Soren s'était levé aux premières lueurs de l'aube. Il se tenait maintenant près d'une bassine, s'aspergeant le visage d'une eau fraîche qu'il était allé puiser lui-même. Ses mouvements étaient encore prudents à cause de son flanc, mais la fièvre l'avait totalement quitté. Il s'essuyait vigoureusement avec un linge quand Maya écarta le rideau, un rouleau de parchemins et de cartes sous le bras.

— Enfin debout, Soren, fit-elle en s'approchant de la table massive. J'ai passé la matinée à réfléchir à notre situation. On ne peut plus rester ainsi

Soren reposa son linge, intrigué par le sérieux de sa voix.
— Explique-toi.

— On est enfermés, Soren. On vit les uns sur les autres dans cette tour, sans aucun bâtiment extérieur, sans remparts dignes de ce nom pour nous protéger de nos ennemis. Si les Chiens décident de nous assiéger, on mourra de faim ou d'étouffement entre ces murs.

Elle déroula une carte de la tour sur la table de bois, l'étalant d'un geste sec. Soren s'approcha, s'appuyant sur ses bras pour étudier le croquis.
— Pose tes cartes et présente-moi tes idées, ordonna-t-il, son esprit de chef reprenant instantanément le dessus.

Maya désigna le plan actuel : la tente de Soren nichée dans un coin, la sortie juste à côté, le petit coin de soins déjà trop étroit, le foyer central et les zones d'entraînement où les Voltigeurs se marchaient sur les pieds.

— Regarde, on manque de place pour tout. Mon idée est simple : on doit sortir de la tour. On va démolir certains bâtiments en ruines à l'extérieur pour récupérer les planches, les briques et les billots de bois. Avec ces débris, on va ériger un mur d'enceinte qui englobera environ trois pâtés de maisons autour de la tour

Soren suivit le tracé que Maya dessinait du doigt sur la carte. C'était ambitieux, mais vital.

— En faisant ça, continua Maya avec passion, on déplace les installations d'entraînement à l'extérieur, au grand air. Je pourrai aussi déplacer la tente de soins, l'agrandir enfin pour avoir un vrai dispensaire. Et surtout...

Elle marqua une pause, son regard se faisant plus doux.
— On pourra ajouter une classe. Une vraie pièce pour apprendre aux plus jeunes à lire et à écrire. On ne peut pas élever une génération qui ne connaît que la dague et le plomb, Soren.

Soren resta silencieux, fixant les plans de Maya. L'idée de transformer ce perchoir de guerriers en une véritable colonie fortifiée et organisée lui plaisait. C'était la première fois qu'il voyait un avenir qui ne se résumait pas à la simple survie au jour le jour.

— C'est un projet colossal, Maya, murmura-t-il en frottant sa mâchoire.
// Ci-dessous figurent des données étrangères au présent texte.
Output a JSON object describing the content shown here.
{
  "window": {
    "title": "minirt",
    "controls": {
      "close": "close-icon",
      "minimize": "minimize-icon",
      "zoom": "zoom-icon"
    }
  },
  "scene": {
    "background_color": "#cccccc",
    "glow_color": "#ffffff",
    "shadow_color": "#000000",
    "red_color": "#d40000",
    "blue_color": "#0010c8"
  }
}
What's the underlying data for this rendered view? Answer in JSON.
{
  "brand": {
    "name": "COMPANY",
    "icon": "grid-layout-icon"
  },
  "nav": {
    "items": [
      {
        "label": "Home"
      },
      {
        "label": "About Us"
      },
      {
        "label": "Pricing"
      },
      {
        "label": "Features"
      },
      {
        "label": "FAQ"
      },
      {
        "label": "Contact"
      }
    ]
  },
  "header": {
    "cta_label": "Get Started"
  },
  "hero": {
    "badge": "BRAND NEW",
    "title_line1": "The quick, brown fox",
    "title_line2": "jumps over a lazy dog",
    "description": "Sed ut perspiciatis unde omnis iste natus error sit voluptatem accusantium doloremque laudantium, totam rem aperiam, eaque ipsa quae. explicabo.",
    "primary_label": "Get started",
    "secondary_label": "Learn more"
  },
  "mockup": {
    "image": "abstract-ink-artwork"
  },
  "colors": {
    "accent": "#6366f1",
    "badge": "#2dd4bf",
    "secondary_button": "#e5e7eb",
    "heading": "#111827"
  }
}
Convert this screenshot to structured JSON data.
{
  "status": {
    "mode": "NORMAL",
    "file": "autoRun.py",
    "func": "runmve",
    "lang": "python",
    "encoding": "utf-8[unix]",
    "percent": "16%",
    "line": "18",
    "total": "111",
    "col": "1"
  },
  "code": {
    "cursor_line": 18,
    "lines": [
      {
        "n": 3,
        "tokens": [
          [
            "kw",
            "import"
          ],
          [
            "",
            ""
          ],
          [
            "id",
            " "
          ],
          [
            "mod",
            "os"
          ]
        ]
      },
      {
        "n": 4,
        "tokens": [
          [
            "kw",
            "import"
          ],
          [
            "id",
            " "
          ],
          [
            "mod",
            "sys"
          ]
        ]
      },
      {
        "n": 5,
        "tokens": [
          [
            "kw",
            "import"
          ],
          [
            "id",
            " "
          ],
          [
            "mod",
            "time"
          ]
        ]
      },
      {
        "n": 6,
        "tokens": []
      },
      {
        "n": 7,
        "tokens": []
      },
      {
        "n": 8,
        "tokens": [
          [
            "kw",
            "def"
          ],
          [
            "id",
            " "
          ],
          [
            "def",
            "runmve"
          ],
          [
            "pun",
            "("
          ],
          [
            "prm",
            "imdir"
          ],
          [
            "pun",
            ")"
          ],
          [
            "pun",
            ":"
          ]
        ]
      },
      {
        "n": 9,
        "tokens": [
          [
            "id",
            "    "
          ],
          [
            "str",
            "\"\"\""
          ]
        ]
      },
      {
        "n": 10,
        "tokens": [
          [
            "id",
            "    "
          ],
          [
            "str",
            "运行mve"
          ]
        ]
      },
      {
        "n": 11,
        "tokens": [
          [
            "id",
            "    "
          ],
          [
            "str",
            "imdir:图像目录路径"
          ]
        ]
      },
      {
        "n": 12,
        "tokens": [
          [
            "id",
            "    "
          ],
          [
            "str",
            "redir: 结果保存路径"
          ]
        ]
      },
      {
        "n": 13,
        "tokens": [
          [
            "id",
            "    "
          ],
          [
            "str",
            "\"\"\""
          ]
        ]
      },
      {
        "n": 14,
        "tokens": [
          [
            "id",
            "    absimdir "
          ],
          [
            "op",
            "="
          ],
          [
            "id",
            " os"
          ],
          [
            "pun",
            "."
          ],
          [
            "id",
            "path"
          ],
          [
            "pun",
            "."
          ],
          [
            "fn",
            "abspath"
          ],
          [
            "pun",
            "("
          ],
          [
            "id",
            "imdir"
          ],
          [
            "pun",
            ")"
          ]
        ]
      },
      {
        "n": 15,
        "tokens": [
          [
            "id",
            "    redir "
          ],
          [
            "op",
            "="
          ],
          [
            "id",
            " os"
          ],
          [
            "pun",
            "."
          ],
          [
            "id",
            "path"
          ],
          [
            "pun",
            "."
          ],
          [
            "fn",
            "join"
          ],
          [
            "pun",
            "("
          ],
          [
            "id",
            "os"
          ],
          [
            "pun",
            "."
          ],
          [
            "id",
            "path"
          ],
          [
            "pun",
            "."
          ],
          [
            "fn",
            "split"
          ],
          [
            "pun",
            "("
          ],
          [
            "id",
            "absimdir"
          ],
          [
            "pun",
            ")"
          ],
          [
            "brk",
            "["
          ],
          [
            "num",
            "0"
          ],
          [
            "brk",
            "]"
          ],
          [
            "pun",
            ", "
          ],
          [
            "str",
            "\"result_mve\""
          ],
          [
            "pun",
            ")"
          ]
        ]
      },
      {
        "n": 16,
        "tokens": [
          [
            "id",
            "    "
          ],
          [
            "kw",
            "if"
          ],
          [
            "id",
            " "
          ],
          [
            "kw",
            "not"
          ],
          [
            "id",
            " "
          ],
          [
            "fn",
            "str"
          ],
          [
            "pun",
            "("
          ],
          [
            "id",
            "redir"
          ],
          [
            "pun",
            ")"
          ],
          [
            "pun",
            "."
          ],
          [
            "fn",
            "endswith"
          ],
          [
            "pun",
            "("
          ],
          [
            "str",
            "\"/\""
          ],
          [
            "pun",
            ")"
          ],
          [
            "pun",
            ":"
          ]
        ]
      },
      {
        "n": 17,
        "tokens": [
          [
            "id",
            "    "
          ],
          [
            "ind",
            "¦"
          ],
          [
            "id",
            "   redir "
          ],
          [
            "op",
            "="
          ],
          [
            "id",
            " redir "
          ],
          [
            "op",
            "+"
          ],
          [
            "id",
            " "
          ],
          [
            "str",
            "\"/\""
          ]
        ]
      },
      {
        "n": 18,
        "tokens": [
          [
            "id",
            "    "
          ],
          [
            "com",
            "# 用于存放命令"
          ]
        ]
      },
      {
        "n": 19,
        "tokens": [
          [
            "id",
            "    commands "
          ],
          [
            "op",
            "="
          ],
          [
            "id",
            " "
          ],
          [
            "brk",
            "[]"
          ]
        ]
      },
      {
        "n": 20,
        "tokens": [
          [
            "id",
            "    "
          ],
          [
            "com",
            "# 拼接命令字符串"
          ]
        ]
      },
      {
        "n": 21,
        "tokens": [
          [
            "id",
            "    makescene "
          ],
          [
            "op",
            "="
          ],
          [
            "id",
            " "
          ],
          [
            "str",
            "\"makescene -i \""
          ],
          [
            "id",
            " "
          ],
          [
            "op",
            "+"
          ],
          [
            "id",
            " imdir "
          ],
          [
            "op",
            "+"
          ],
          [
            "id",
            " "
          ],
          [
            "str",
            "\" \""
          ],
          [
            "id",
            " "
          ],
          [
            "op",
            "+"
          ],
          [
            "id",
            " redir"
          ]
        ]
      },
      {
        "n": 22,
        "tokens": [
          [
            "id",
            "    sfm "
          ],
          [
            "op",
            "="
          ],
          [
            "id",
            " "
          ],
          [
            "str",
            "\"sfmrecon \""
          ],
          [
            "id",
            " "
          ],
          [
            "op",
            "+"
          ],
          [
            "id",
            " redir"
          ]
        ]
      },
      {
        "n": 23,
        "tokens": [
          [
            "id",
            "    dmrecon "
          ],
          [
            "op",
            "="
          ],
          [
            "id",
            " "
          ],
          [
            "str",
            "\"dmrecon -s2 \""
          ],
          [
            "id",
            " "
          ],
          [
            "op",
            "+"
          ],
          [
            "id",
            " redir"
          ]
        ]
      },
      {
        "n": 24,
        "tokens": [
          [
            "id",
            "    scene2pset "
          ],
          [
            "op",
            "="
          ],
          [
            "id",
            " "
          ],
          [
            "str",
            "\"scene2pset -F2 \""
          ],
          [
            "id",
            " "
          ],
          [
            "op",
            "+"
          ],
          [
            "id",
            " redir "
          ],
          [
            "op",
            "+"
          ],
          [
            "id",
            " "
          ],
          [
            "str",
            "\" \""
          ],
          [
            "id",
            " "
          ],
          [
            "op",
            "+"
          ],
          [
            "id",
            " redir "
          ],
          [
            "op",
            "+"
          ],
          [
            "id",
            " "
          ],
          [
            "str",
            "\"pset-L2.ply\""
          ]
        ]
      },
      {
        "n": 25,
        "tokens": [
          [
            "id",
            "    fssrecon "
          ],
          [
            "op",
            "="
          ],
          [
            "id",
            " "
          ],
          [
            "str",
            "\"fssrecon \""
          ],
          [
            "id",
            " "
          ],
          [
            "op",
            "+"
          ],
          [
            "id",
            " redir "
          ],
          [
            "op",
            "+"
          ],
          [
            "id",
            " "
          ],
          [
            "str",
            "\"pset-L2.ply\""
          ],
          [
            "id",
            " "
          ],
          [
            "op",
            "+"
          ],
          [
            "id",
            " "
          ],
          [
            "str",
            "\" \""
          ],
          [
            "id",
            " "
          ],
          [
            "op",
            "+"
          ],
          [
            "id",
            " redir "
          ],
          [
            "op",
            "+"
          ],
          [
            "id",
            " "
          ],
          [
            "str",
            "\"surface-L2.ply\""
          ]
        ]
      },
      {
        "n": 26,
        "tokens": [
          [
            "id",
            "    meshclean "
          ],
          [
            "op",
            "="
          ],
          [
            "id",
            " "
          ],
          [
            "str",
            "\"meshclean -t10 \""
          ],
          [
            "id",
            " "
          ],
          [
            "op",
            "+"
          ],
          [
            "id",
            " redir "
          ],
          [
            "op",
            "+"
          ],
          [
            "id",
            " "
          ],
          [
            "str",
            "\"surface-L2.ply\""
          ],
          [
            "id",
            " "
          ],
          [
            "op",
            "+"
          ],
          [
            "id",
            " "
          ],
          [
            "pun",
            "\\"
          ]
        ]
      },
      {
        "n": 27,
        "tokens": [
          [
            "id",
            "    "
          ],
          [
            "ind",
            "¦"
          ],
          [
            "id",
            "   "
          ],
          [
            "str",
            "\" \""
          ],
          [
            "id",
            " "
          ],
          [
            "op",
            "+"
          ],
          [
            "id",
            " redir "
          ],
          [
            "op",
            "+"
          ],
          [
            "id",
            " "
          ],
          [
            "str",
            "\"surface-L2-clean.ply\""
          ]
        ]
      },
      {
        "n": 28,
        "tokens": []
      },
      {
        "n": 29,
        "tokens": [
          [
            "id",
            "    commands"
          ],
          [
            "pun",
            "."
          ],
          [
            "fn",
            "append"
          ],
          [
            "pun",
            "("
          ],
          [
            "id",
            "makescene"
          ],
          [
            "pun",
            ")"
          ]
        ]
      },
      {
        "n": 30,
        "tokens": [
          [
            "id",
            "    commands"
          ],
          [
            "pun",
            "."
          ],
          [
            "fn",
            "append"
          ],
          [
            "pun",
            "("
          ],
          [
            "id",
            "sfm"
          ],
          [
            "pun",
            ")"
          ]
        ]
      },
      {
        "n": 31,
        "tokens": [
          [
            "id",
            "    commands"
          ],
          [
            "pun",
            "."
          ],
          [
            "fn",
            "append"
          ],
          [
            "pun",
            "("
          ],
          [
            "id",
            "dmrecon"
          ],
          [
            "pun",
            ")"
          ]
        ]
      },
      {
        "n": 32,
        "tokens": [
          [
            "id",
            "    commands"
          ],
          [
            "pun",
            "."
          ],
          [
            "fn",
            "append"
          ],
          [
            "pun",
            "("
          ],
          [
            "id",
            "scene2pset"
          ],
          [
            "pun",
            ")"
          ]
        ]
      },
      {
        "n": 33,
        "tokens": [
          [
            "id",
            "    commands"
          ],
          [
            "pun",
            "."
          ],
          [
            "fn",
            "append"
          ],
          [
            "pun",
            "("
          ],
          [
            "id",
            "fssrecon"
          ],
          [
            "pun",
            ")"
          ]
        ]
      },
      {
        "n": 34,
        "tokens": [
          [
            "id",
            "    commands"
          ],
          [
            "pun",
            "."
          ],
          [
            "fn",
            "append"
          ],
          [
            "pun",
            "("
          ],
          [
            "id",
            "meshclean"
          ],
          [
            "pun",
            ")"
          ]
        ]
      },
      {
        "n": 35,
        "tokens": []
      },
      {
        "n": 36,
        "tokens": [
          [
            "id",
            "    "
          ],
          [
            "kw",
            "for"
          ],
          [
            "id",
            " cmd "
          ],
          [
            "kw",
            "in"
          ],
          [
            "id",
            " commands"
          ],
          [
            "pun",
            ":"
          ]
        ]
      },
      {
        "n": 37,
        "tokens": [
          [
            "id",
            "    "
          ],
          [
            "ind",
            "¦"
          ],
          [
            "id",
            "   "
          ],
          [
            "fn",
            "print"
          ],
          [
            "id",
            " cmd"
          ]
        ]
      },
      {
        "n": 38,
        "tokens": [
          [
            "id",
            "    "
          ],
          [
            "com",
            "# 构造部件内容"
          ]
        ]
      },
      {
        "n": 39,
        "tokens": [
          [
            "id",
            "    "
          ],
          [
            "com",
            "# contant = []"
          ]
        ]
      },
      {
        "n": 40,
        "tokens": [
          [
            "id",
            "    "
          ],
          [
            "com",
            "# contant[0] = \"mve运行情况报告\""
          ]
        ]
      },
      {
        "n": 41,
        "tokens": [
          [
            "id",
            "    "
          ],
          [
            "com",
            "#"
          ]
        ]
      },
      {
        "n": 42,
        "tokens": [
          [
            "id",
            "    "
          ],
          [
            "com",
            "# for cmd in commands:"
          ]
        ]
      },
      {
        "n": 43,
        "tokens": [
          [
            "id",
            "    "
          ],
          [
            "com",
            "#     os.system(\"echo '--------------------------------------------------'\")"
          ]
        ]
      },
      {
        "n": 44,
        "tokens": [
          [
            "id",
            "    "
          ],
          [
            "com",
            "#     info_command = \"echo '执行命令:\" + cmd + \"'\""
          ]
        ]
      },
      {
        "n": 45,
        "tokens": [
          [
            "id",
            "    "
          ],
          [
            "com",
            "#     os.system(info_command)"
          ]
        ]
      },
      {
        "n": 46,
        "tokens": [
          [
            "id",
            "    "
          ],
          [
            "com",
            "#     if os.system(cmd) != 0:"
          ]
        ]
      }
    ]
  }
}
Ça va demander des semaines de travail et chaque bras valide du clan.

Soren fit glisser la carte vers lui, ses yeux d'acier scrutant l'emplacement actuel de son propre abri.

— Si on déplace l'infirmerie à l'extérieur comme tu le suggères, on libère un espace stratégique ici, au cœur de la structure, fit-il remarquer en désignant l'alcôve. Je pense que je devrais changer ma tente de place et l'installer là où se trouvait ton coin de soins. Ça l'éloignera de l'entrée principale. En cas d'intrusion, je ne serai plus la première cible exposée, et ça me permettra de garder un œil sur tout le hall central.

Maya hocha la tête, notant la modification d'un trait de charbon.
— C'est plus sage. Et ça te donnera un peu plus d'intimité, loin du passage constant des patrouilles.

Ils continuèrent ainsi pendant un long moment, débattant de la hauteur des palissades, de la solidité des briques de récupération et de la répartition des corvées. L'enthousiasme de Maya était contagieux ; elle ne voyait plus seulement une tour de défense, mais un foyer capable de grandir. Quand ils furent enfin tous les deux convaincus par le tracé final, Soren se redressa de toute sa hauteur, une autorité calme émanant de lui malgré ses bandages.

— C'est un bon plan, Maya. Rassemble tout le monde en bas. Puisque je suis encore coincé ici par tes ordres de repos, tu vas leur expliquer notre projet en tant que chef par intérim. Dis-leur que ce sont mes ordres, mais que c'est toi qui diriges les manœuvres.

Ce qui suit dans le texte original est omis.